On appréhendait un peu, après avoir fréquenté les différents singles du duo lâchés depuis un an, de se retrouver face au monstre blanc enfanté par les rappeurs toulousains Stick et Goune. dAMEbLANCHE, à l’échelle d’un LP, a sur le papier tout d’une fausse bonne idée : associer deux des rappeurs les plus trash et hardcore du game, deux des langues les mieux pendues du rap français, les plus outrancières et outrageuses de l’époque, mais aussi les plus naturellement comiques et sarcastiques, pour une alliance contre-nature bénie par l’utilisation intense de l’autotune.

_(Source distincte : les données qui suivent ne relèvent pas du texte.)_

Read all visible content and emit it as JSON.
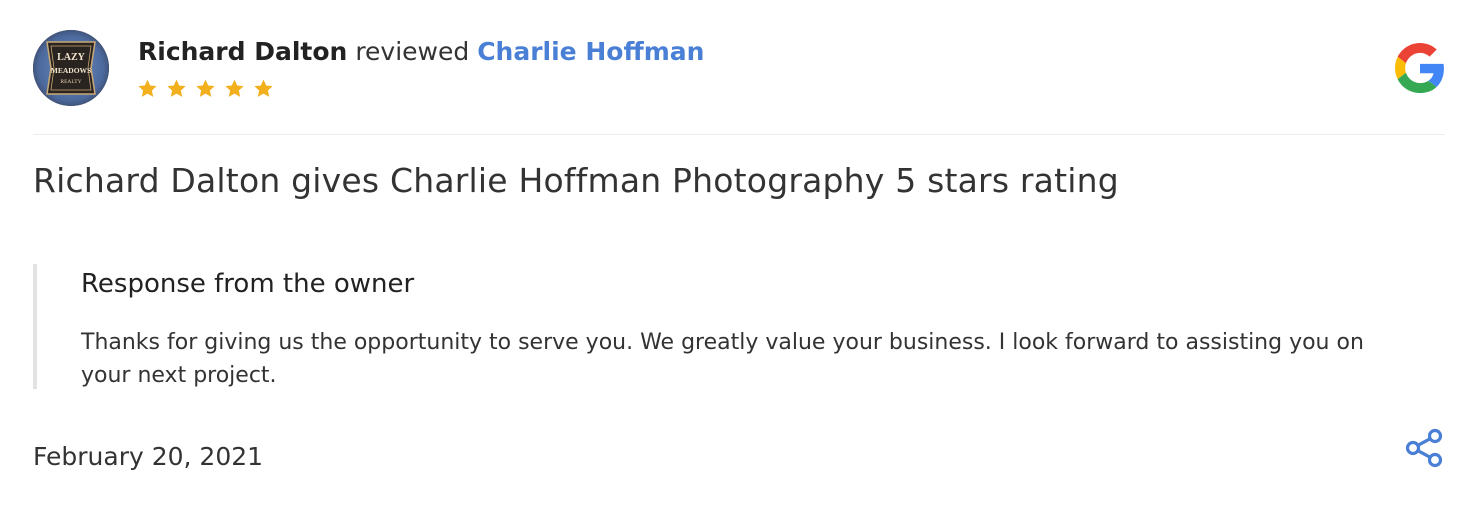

Les premiers morceaux de dAMEbLANCHe laissaient entrevoir une approche curieuse et écartelée dans ses intentions : est-ce que dAMEbLANCHE avait vocation à tout découper à coups de rimes cruelles sous un maquillage mainstream ou, au contraire, à proposer un what if où les deux monstres feraient du rap pour les gamins de 12 ans et les midinettes. Le secret de dAMEbLANCHE est de ne pas choisir. Virage est un mélange hallucinant de caresses et de pains dans la gueule, une tuerie transgenre, incendiaire mais qui sait, par moment, ravaler sa bile et proposer des chansons tendres. Tendres ? Il ne faut pas exagérer mais vous tenez l’idée générale.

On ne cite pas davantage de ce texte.